The group made a statement on Tuesday night saying that one of its members, Chen Wei-ting (陳為廷), had applied for a Hong Kong visa and planned to participate in an activity organized by the New School for Democracy, which promotes exchanges between social activists in Taiwan and Hong Kong.
The group said Chen also planned to join the annual July 1 protest rally in Hong Kong and visiting activist groups that had come to Taiwan to support the Sunflower movement.
On Monday, Chen received word that his visa application had been refused, Taiwan March said.
Fellow Taiwan March leaders Lin Fei-fan (林飛帆) and Huang Kuo-chang (黃國昌) then also applied for visas, but were also denied, the group added.
The group said they checked the visa regulations to confirm that the trio had not breached any rules that could have led to a denial of visas.
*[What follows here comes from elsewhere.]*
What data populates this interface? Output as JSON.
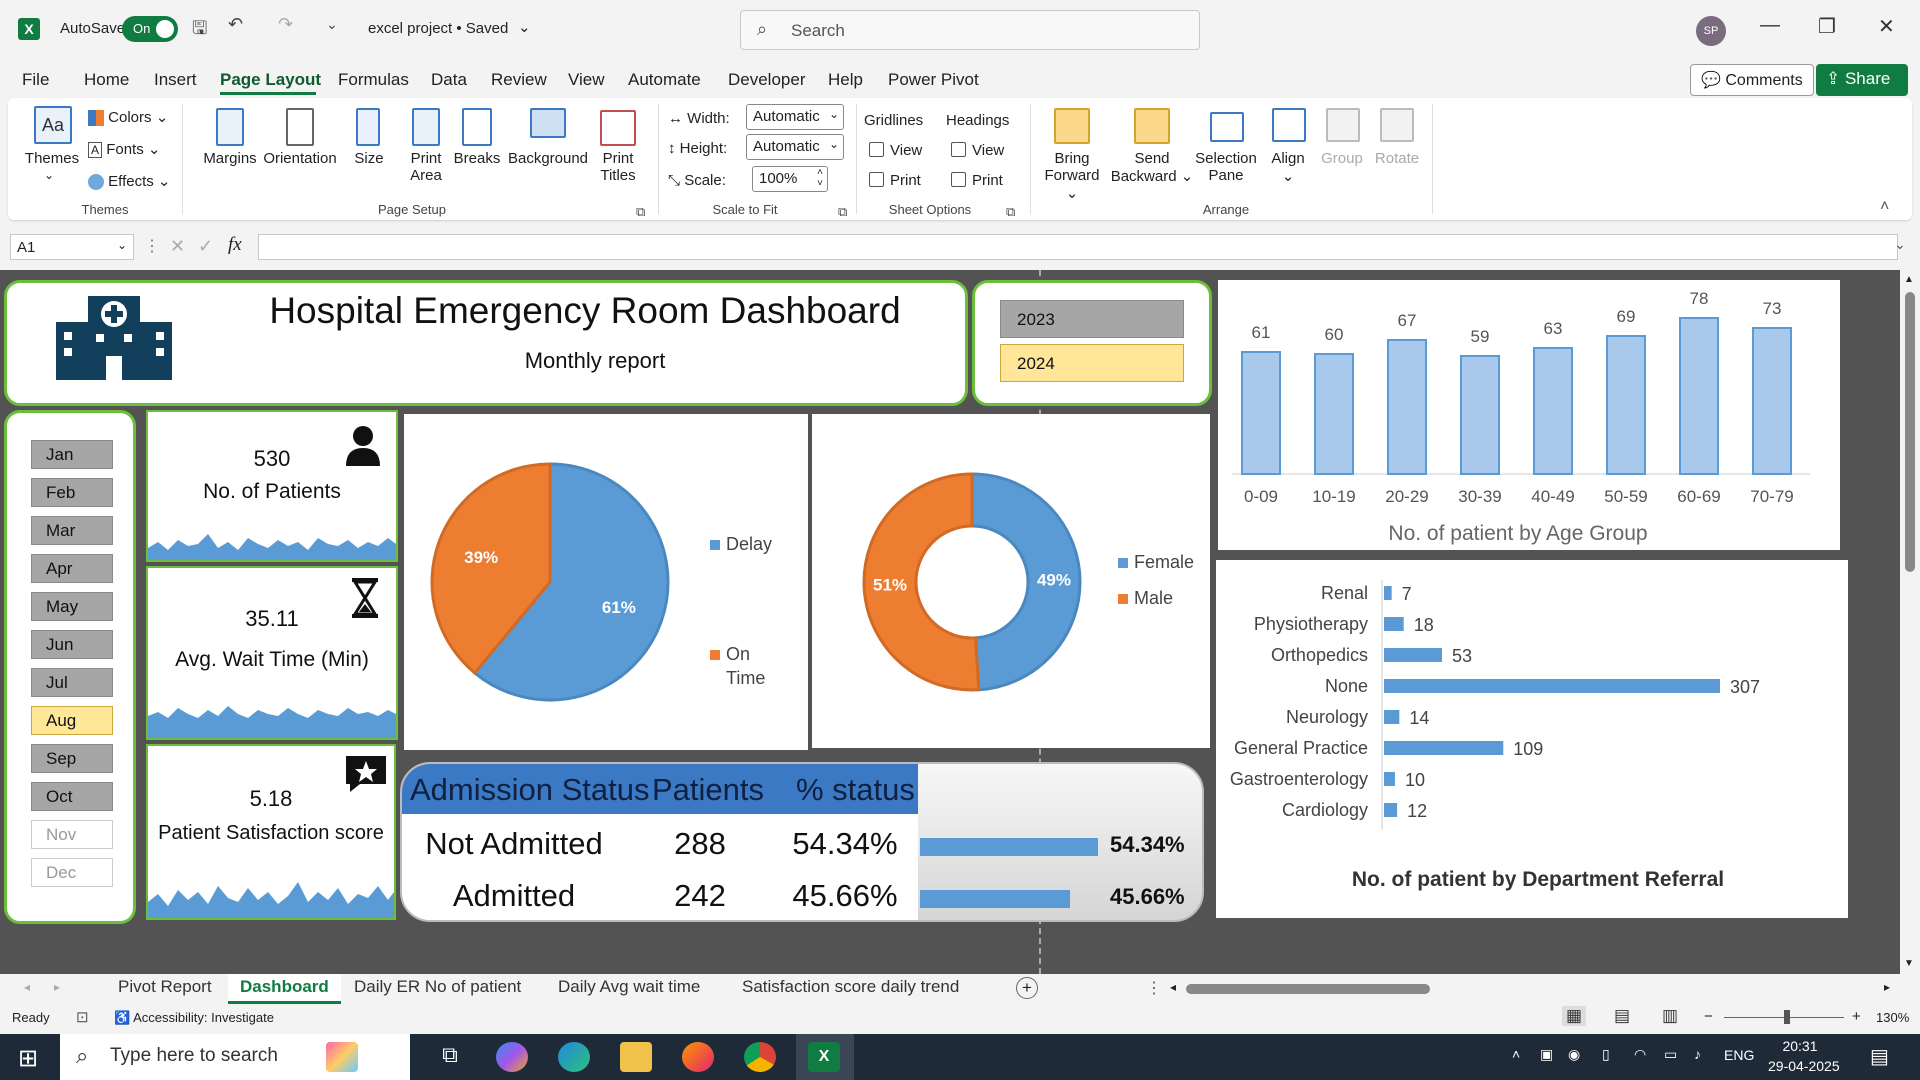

“We are justifiably suspicious that this is deliberate political repression by the Hong Kong government and the Chinese Communist Party,” it said. “We condemn the Hong Kong and Chinese authorities’ joint oppression against civil society in Taiwan and Hong Kong, as well as exchanges between the two. And our support for universal suffrage in Hong Kong and true democracy there will not falter under pressure from Beijing.”
Chen would leave for Hong Kong as scheduled on Sunday in defiance of the visa rejection, the group said.
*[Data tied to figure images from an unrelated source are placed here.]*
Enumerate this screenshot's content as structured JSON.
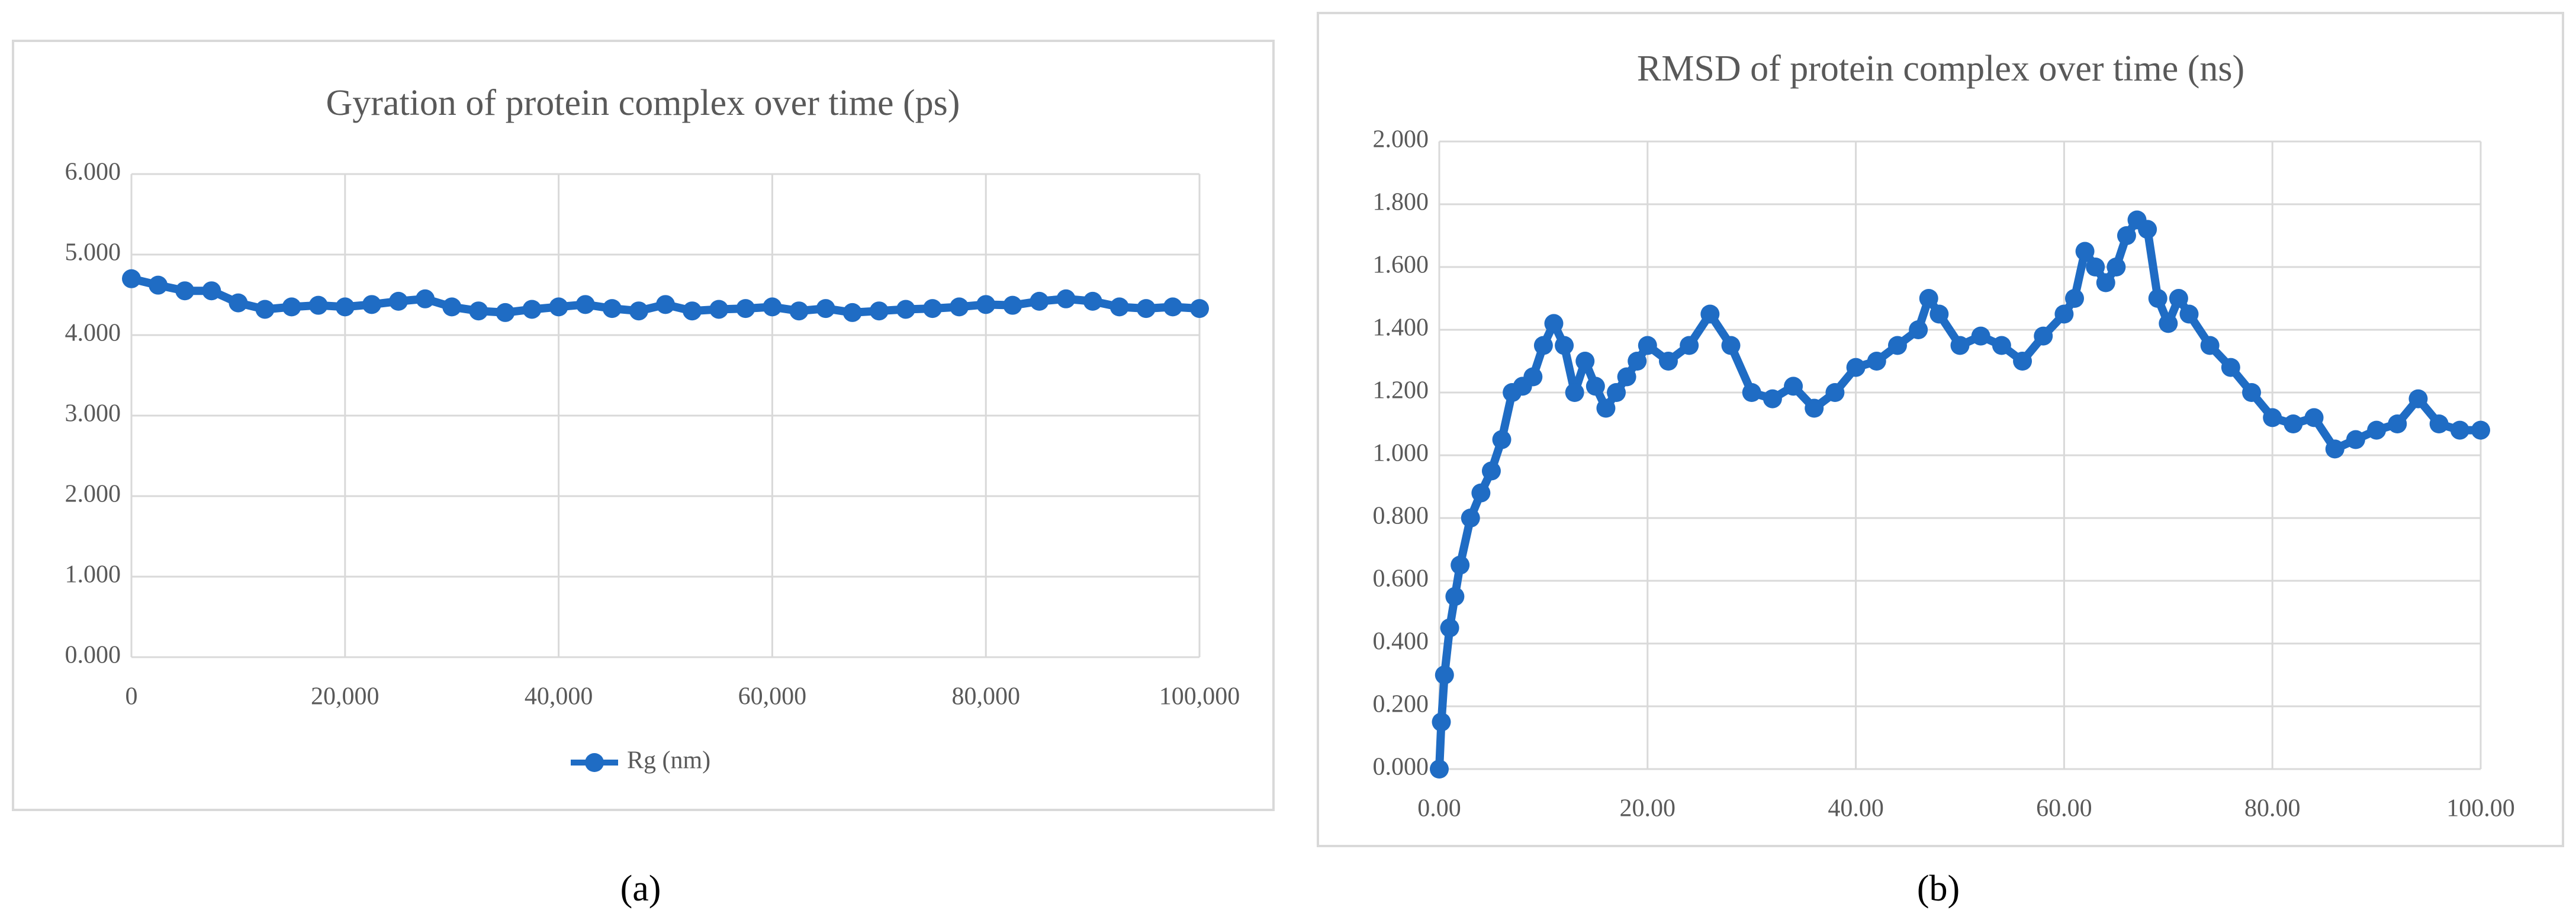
{
  "chart_data": [
    {
      "type": "line",
      "title": "Gyration of protein complex over time (ps)",
      "caption": "(a)",
      "x": [
        0,
        2500,
        5000,
        7500,
        10000,
        12500,
        15000,
        17500,
        20000,
        22500,
        25000,
        27500,
        30000,
        32500,
        35000,
        37500,
        40000,
        42500,
        45000,
        47500,
        50000,
        52500,
        55000,
        57500,
        60000,
        62500,
        65000,
        67500,
        70000,
        72500,
        75000,
        77500,
        80000,
        82500,
        85000,
        87500,
        90000,
        92500,
        95000,
        97500,
        100000
      ],
      "series": [
        {
          "name": "Rg (nm)",
          "color": "#1f6cc4",
          "values": [
            4.7,
            4.62,
            4.55,
            4.55,
            4.4,
            4.32,
            4.35,
            4.37,
            4.35,
            4.38,
            4.42,
            4.45,
            4.35,
            4.3,
            4.28,
            4.32,
            4.35,
            4.38,
            4.33,
            4.3,
            4.38,
            4.3,
            4.32,
            4.33,
            4.35,
            4.3,
            4.33,
            4.28,
            4.3,
            4.32,
            4.33,
            4.35,
            4.38,
            4.37,
            4.42,
            4.45,
            4.42,
            4.35,
            4.33,
            4.35,
            4.33
          ]
        }
      ],
      "xlim": [
        0,
        100000
      ],
      "xticks": [
        0,
        {
          "value": 20000,
          "label": "20,000"
        },
        {
          "value": 40000,
          "label": "40,000"
        },
        {
          "value": 60000,
          "label": "60,000"
        },
        {
          "value": 80000,
          "label": "80,000"
        },
        {
          "value": 100000,
          "label": "100,000"
        }
      ],
      "ylim": [
        0,
        6
      ],
      "yticks": [
        {
          "value": 0,
          "label": "0.000"
        },
        {
          "value": 1,
          "label": "1.000"
        },
        {
          "value": 2,
          "label": "2.000"
        },
        {
          "value": 3,
          "label": "3.000"
        },
        {
          "value": 4,
          "label": "4.000"
        },
        {
          "value": 5,
          "label": "5.000"
        },
        {
          "value": 6,
          "label": "6.000"
        }
      ],
      "grid": true,
      "legend": "bottom"
    },
    {
      "type": "line",
      "title": "RMSD of protein complex over time (ns)",
      "caption": "(b)",
      "x": [
        0,
        0.2,
        0.5,
        1,
        1.5,
        2,
        3,
        4,
        5,
        6,
        7,
        8,
        9,
        10,
        11,
        12,
        13,
        14,
        15,
        16,
        17,
        18,
        19,
        20,
        22,
        24,
        26,
        28,
        30,
        32,
        34,
        36,
        38,
        40,
        42,
        44,
        46,
        47,
        48,
        50,
        52,
        54,
        56,
        58,
        60,
        61,
        62,
        63,
        64,
        65,
        66,
        67,
        68,
        69,
        70,
        71,
        72,
        74,
        76,
        78,
        80,
        82,
        84,
        86,
        88,
        90,
        92,
        94,
        96,
        98,
        100
      ],
      "series": [
        {
          "color": "#1f6cc4",
          "values": [
            0.0,
            0.15,
            0.3,
            0.45,
            0.55,
            0.65,
            0.8,
            0.88,
            0.95,
            1.05,
            1.2,
            1.22,
            1.25,
            1.35,
            1.42,
            1.35,
            1.2,
            1.3,
            1.22,
            1.15,
            1.2,
            1.25,
            1.3,
            1.35,
            1.3,
            1.35,
            1.45,
            1.35,
            1.2,
            1.18,
            1.22,
            1.15,
            1.2,
            1.28,
            1.3,
            1.35,
            1.4,
            1.5,
            1.45,
            1.35,
            1.38,
            1.35,
            1.3,
            1.38,
            1.45,
            1.5,
            1.65,
            1.6,
            1.55,
            1.6,
            1.7,
            1.75,
            1.72,
            1.5,
            1.42,
            1.5,
            1.45,
            1.35,
            1.28,
            1.2,
            1.12,
            1.1,
            1.12,
            1.02,
            1.05,
            1.08,
            1.1,
            1.18,
            1.1,
            1.08,
            1.08
          ]
        }
      ],
      "xlim": [
        0,
        100
      ],
      "xticks": [
        {
          "value": 0,
          "label": "0.00"
        },
        {
          "value": 20,
          "label": "20.00"
        },
        {
          "value": 40,
          "label": "40.00"
        },
        {
          "value": 60,
          "label": "60.00"
        },
        {
          "value": 80,
          "label": "80.00"
        },
        {
          "value": 100,
          "label": "100.00"
        }
      ],
      "ylim": [
        0,
        2
      ],
      "yticks": [
        {
          "value": 0,
          "label": "0.000"
        },
        {
          "value": 0.2,
          "label": "0.200"
        },
        {
          "value": 0.4,
          "label": "0.400"
        },
        {
          "value": 0.6,
          "label": "0.600"
        },
        {
          "value": 0.8,
          "label": "0.800"
        },
        {
          "value": 1,
          "label": "1.000"
        },
        {
          "value": 1.2,
          "label": "1.200"
        },
        {
          "value": 1.4,
          "label": "1.400"
        },
        {
          "value": 1.6,
          "label": "1.600"
        },
        {
          "value": 1.8,
          "label": "1.800"
        },
        {
          "value": 2,
          "label": "2.000"
        }
      ],
      "grid": true
    }
  ]
}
“Compared with [China’s Taiwan Affairs Office Director] Zhang Zhijun’s [張志軍] arrival in Taiwan today and what he said [during the Sunflower movement] about being willing to talk to the protesters, [the visa denial] is just ironic,” Chen said. “Why can he enter Taiwan freely, while we are deterred from our trip to Hong Kong?”
Lin said he could not think of reasons beside political ones to explain the denial of entry.
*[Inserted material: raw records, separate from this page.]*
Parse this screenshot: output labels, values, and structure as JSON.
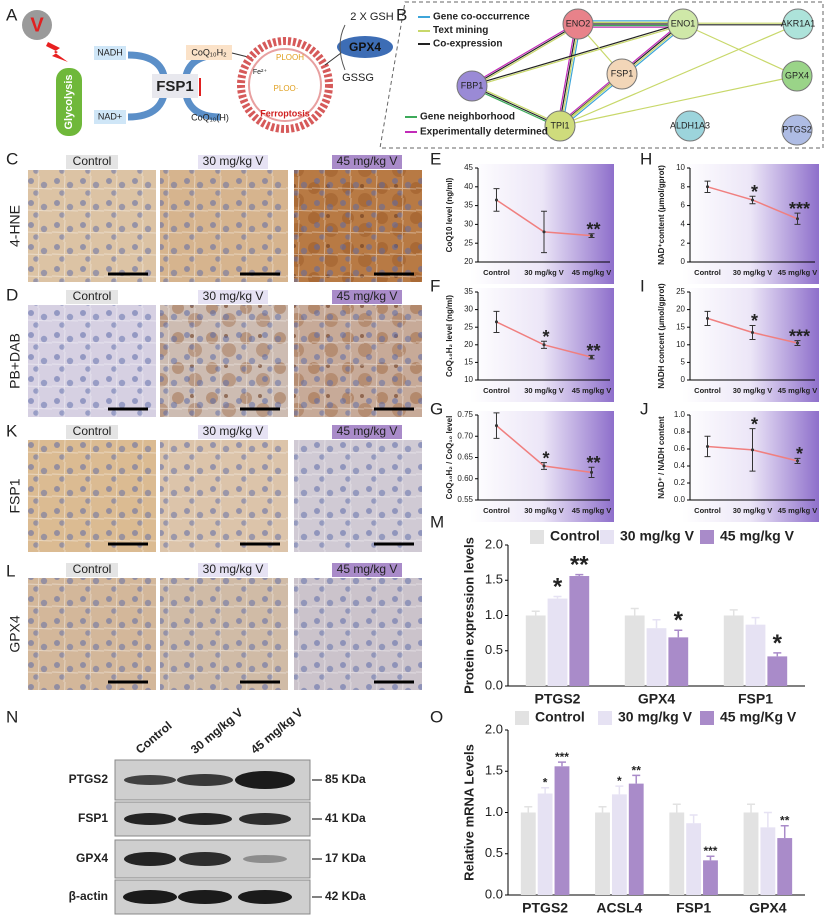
{
  "panel_labels": [
    "A",
    "B",
    "C",
    "D",
    "K",
    "L",
    "E",
    "F",
    "G",
    "H",
    "I",
    "J",
    "M",
    "N",
    "O"
  ],
  "diagram_a": {
    "v": "V",
    "nadh": "NADH",
    "nad": "NAD+",
    "glycolysis": "Glycolysis",
    "fsp1": "FSP1",
    "coq10h2": "CoQ₁₀H₂",
    "coq10h": "CoQ₁₀(H)",
    "plooh": "PLOOH",
    "fe": "Fe²⁺",
    "ploo": "PLOO·",
    "ferroptosis": "Ferroptosis",
    "gsh": "2 X GSH",
    "gpx4": "GPX4",
    "gssg": "GSSG"
  },
  "network_b": {
    "legend_top": [
      "Gene co-occurrence",
      "Text mining",
      "Co-expression"
    ],
    "legend_bottom": [
      "Gene neighborhood",
      "Experimentally determined"
    ],
    "nodes": [
      "ENO2",
      "ENO1",
      "AKR1A1",
      "FSP1",
      "GPX4",
      "FBP1",
      "TPI1",
      "ALDH1A3",
      "PTGS2"
    ]
  },
  "histology": {
    "columns": [
      "Control",
      "30 mg/kg V",
      "45 mg/kg V"
    ],
    "rows": [
      "4-HNE",
      "PB+DAB",
      "FSP1",
      "GPX4"
    ]
  },
  "chart_data": [
    {
      "type": "line",
      "ylabel": "CoQ10 level (ng/ml)",
      "categories": [
        "Control",
        "30 mg/kg V",
        "45 mg/kg V"
      ],
      "values": [
        36.5,
        28,
        27
      ],
      "errors": [
        3,
        5.5,
        0.5
      ],
      "annotations": [
        null,
        null,
        "**"
      ],
      "color": "#f07f7f",
      "ylim": [
        20,
        45
      ],
      "yticks": [
        20,
        25,
        30,
        35,
        40,
        45
      ]
    },
    {
      "type": "line",
      "ylabel": "CoQ₁₀H₂ level (ng/ml)",
      "categories": [
        "Control",
        "30 mg/kg V",
        "45 mg/kg V"
      ],
      "values": [
        26.5,
        20,
        16.5
      ],
      "errors": [
        3,
        1,
        0.5
      ],
      "annotations": [
        null,
        "*",
        "**"
      ],
      "color": "#f07f7f",
      "ylim": [
        10,
        35
      ],
      "yticks": [
        10,
        15,
        20,
        25,
        30,
        35
      ]
    },
    {
      "type": "line",
      "ylabel": "CoQ₁₀H₂ / CoQ₁₀ level",
      "categories": [
        "Control",
        "30 mg/kg V",
        "45 mg/kg V"
      ],
      "values": [
        0.725,
        0.63,
        0.615
      ],
      "errors": [
        0.03,
        0.008,
        0.012
      ],
      "annotations": [
        null,
        "*",
        "**"
      ],
      "color": "#f07f7f",
      "ylim": [
        0.55,
        0.75
      ],
      "yticks": [
        {
          "value": 0.55,
          "label": "0.55"
        },
        {
          "value": 0.6,
          "label": "0.60"
        },
        {
          "value": 0.65,
          "label": "0.65"
        },
        {
          "value": 0.7,
          "label": "0.70"
        },
        {
          "value": 0.75,
          "label": "0.75"
        }
      ]
    },
    {
      "type": "line",
      "ylabel": "NAD⁺content (μmol/gprot)",
      "categories": [
        "Control",
        "30 mg/kg V",
        "45 mg/kg V"
      ],
      "values": [
        8,
        6.6,
        4.6
      ],
      "errors": [
        0.6,
        0.4,
        0.6
      ],
      "annotations": [
        null,
        "*",
        "***"
      ],
      "color": "#f07f7f",
      "ylim": [
        0,
        10
      ],
      "yticks": [
        0,
        2,
        4,
        6,
        8,
        10
      ]
    },
    {
      "type": "line",
      "ylabel": "NADH concent (μmol/gprot)",
      "categories": [
        "Control",
        "30 mg/kg V",
        "45 mg/kg V"
      ],
      "values": [
        17.5,
        13.5,
        10.5
      ],
      "errors": [
        2,
        2,
        0.7
      ],
      "annotations": [
        null,
        "*",
        "***"
      ],
      "color": "#f07f7f",
      "ylim": [
        0,
        25
      ],
      "yticks": [
        0,
        5,
        10,
        15,
        20,
        25
      ]
    },
    {
      "type": "line",
      "ylabel": "NAD⁺ / NADH content",
      "categories": [
        "Control",
        "30 mg/kg V",
        "45 mg/kg V"
      ],
      "values": [
        0.63,
        0.59,
        0.46
      ],
      "errors": [
        0.12,
        0.25,
        0.03
      ],
      "annotations": [
        null,
        "*",
        "*"
      ],
      "color": "#f07f7f",
      "ylim": [
        0,
        1
      ],
      "yticks": [
        {
          "value": 0,
          "label": "0.0"
        },
        0.2,
        0.4,
        0.6,
        0.8,
        {
          "value": 1,
          "label": "1.0"
        }
      ]
    },
    {
      "type": "bar",
      "ylabel": "Protein expression  levels",
      "categories": [
        "PTGS2",
        "GPX4",
        "FSP1"
      ],
      "ylim": [
        0,
        2
      ],
      "yticks": [
        {
          "value": 0,
          "label": "0.0"
        },
        0.5,
        {
          "value": 1,
          "label": "1.0"
        },
        1.5,
        {
          "value": 2,
          "label": "2.0"
        }
      ],
      "series": [
        {
          "name": "Control",
          "color": "#e2e2e2",
          "values": [
            1,
            1,
            1
          ],
          "errors": [
            0.06,
            0.1,
            0.08
          ],
          "annotations": [
            null,
            null,
            null
          ]
        },
        {
          "name": "30 mg/kg V",
          "color": "#e6e2f3",
          "values": [
            1.24,
            0.82,
            0.87
          ],
          "errors": [
            0.03,
            0.12,
            0.1
          ],
          "annotations": [
            "*",
            null,
            null
          ]
        },
        {
          "name": "45 mg/kg V",
          "color": "#a98bc9",
          "values": [
            1.56,
            0.69,
            0.42
          ],
          "errors": [
            0.02,
            0.1,
            0.05
          ],
          "annotations": [
            "**",
            "*",
            "*"
          ]
        }
      ]
    },
    {
      "type": "bar",
      "ylabel": "Relative mRNA Levels",
      "categories": [
        "PTGS2",
        "ACSL4",
        "FSP1",
        "GPX4"
      ],
      "ylim": [
        0,
        2
      ],
      "yticks": [
        {
          "value": 0,
          "label": "0.0"
        },
        0.5,
        {
          "value": 1,
          "label": "1.0"
        },
        1.5,
        {
          "value": 2,
          "label": "2.0"
        }
      ],
      "series": [
        {
          "name": "Control",
          "color": "#e2e2e2",
          "values": [
            1,
            1,
            1,
            1
          ],
          "errors": [
            0.07,
            0.07,
            0.1,
            0.1
          ],
          "annotations": [
            null,
            null,
            null,
            null
          ]
        },
        {
          "name": "30 mg/kg V",
          "color": "#e6e2f3",
          "values": [
            1.23,
            1.22,
            0.87,
            0.82
          ],
          "errors": [
            0.07,
            0.1,
            0.1,
            0.18
          ],
          "annotations": [
            "*",
            "*",
            null,
            null
          ]
        },
        {
          "name": "45 mg/Kg V",
          "color": "#a98bc9",
          "values": [
            1.56,
            1.35,
            0.42,
            0.69
          ],
          "errors": [
            0.05,
            0.1,
            0.05,
            0.15
          ],
          "annotations": [
            "***",
            "**",
            "***",
            "**"
          ]
        }
      ]
    }
  ],
  "blot_n": {
    "lanes": [
      "Control",
      "30 mg/kg V",
      "45 mg/kg V"
    ],
    "proteins": [
      "PTGS2",
      "FSP1",
      "GPX4",
      "β-actin"
    ],
    "sizes": [
      "85 KDa",
      "41 KDa",
      "17 KDa",
      "42 KDa"
    ]
  }
}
“At the moment [with Zhang’s arrival] we are witnessing a clandestine exchange, as usual, between the Chinese Nationalist Party [KMT] and the Chinese Communist Party,” he wrote on Facebook. “When China and KMT politicians and businesspeople unabashedly collude, but at the same time try to discourage social communication between Taiwan and Hong Kong, China’s fear for democracy and the consolidation of the two nations’ relationship has been exposed.”